Diese Beschreibung mag dem Leser allzu detailliert, langwierig und langweilig vorkommen – ihr Ziel war aber zu zeigen, wie selten auf unserem heutigen übersättigten Büchermarkt (siehe die Einleitung) derart sorgfältig vorbereitete Editionen sind. Sie sind auf große Erfahrungen und Kenntnisse der Herausgeber zurückzuführen. Die gewählte Vorgehensweise ist kein Zufall, für eine ähnliche entschied sich das Editionsteam (dessen Mitglieder ebenfalls J. Hadwiger und D. O. Hoffmann waren) bereits 2007 im Zusammenhang mit der Herausgabe von Leppins Roman Hüter der Freude. Auch in diesem Fall wurde das Buch mit Begleittexten versehen, die den Autor, die Zeit und das Werk dem Leser näherbrachten, auch wurden die topographischen „Kulissen“ Prags fokussiert, im Rahmen derer sich die Romanhandlung abspielt, und ein kleines Wörterbuch (so etwas wäre wohl auch im Falle von Severins Gang in die Finsternis von Nutzen) hinzugefügt. Es folgten ebenso eine Liste benutzter Sekundärliteratur sowie das Abbildungsverzeichnis. Um die Qualifizierung beider Herausgeber zu betonen, muss noch ihre Teilnahme an der Vorbereitung der Werkausgabe von Leppin erwähnt werden (es blieb leider beim ersten Band, 2007).
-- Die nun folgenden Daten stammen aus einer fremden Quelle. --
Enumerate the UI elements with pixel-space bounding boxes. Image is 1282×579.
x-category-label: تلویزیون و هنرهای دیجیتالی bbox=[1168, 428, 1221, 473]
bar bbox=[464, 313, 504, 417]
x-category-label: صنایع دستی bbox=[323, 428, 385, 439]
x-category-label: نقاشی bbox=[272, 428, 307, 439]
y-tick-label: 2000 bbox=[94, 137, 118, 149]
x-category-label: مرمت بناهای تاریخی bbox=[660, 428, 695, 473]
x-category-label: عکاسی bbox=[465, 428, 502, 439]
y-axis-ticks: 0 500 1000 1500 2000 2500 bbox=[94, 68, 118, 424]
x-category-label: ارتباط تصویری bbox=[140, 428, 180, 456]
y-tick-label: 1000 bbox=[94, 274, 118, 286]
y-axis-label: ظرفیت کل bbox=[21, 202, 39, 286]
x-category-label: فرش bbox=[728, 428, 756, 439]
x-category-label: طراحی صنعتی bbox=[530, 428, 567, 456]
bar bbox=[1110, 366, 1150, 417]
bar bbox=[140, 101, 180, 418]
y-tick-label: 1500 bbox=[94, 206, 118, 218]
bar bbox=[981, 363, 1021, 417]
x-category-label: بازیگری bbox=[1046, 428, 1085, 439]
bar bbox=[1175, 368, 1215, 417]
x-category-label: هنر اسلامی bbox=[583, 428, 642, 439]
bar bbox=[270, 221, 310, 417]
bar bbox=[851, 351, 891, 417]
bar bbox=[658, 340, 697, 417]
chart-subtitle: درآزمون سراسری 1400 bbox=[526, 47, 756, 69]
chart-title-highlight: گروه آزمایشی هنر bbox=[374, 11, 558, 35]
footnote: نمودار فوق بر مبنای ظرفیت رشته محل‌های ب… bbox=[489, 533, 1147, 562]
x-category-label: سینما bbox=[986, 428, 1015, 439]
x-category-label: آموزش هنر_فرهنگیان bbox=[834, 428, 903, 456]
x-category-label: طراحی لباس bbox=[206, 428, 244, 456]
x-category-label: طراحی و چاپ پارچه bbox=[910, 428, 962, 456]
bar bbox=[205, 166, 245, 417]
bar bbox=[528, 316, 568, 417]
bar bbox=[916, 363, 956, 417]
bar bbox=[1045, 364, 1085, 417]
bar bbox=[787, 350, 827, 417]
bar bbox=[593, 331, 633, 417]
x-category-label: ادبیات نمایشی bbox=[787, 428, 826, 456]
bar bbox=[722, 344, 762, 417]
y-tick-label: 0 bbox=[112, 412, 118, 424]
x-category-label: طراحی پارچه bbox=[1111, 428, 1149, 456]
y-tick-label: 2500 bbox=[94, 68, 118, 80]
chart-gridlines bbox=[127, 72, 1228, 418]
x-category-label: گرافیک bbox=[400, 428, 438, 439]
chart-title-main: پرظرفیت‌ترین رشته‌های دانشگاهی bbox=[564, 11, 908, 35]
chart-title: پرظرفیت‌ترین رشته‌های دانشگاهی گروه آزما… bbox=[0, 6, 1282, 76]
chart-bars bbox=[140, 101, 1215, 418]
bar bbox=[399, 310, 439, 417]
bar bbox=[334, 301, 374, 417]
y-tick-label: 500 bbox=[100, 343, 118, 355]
Es gibt viele Gründe dafür, ein mehr als hundert Jahre altes Buch wieder zu lesen und es neu herauszugeben (wobei die zweite Ausgabe 1988 erfolgte und die dritte wurde vom Vitalis-Verlag 1998 realisiert). Einige dieser Gründe werden auf Seite 135 erwähnt: Gründe für (deutschsprachige) Besucher Prags, für Liebhaber von Gespenstergeschichten (wozu wahrscheinlich der Untertitel Ein Prager Gespensterroman verführen könnte), für die Leser fantastischer und bizarrer Literatur. Die Autoren des Kommentars finden die erwähnten Gründe jedoch eher pragmatisch, und sie bereuen, dass die literarische Qualität des Romans hinter diesen Motivationen verschwindet, die in Leppins Kunst bestehe, die Atmosphäre des alten, zugrunde gehenden Prags einzufangen; Karl-Markus Gauß charakterisierte Leppins Kunst in seiner Besprechung der zweiten Ausgabe als „hochgeschliffene Kunstübungen mit ganz außenordentlicher Sprachgewalt“. Noch etwas, was der heutige Leser mit Überraschung feststellen dürfte: Der grundlegende Charakterzug der Severin-Figur, eines jungen Mannes, der vom grauen Alltag gelangweilt den Lebenssinn in außergewöhnlichen Erlebnissen sucht, mag uns nicht unbedingt fremd erscheinen, wenn wir an die heutigen Männer in ihren Zwanzigern oder Dreißigern denken, die – materiell vorsorgt – sich überlegen, was sie mit ihrem Leben anfangen sollen…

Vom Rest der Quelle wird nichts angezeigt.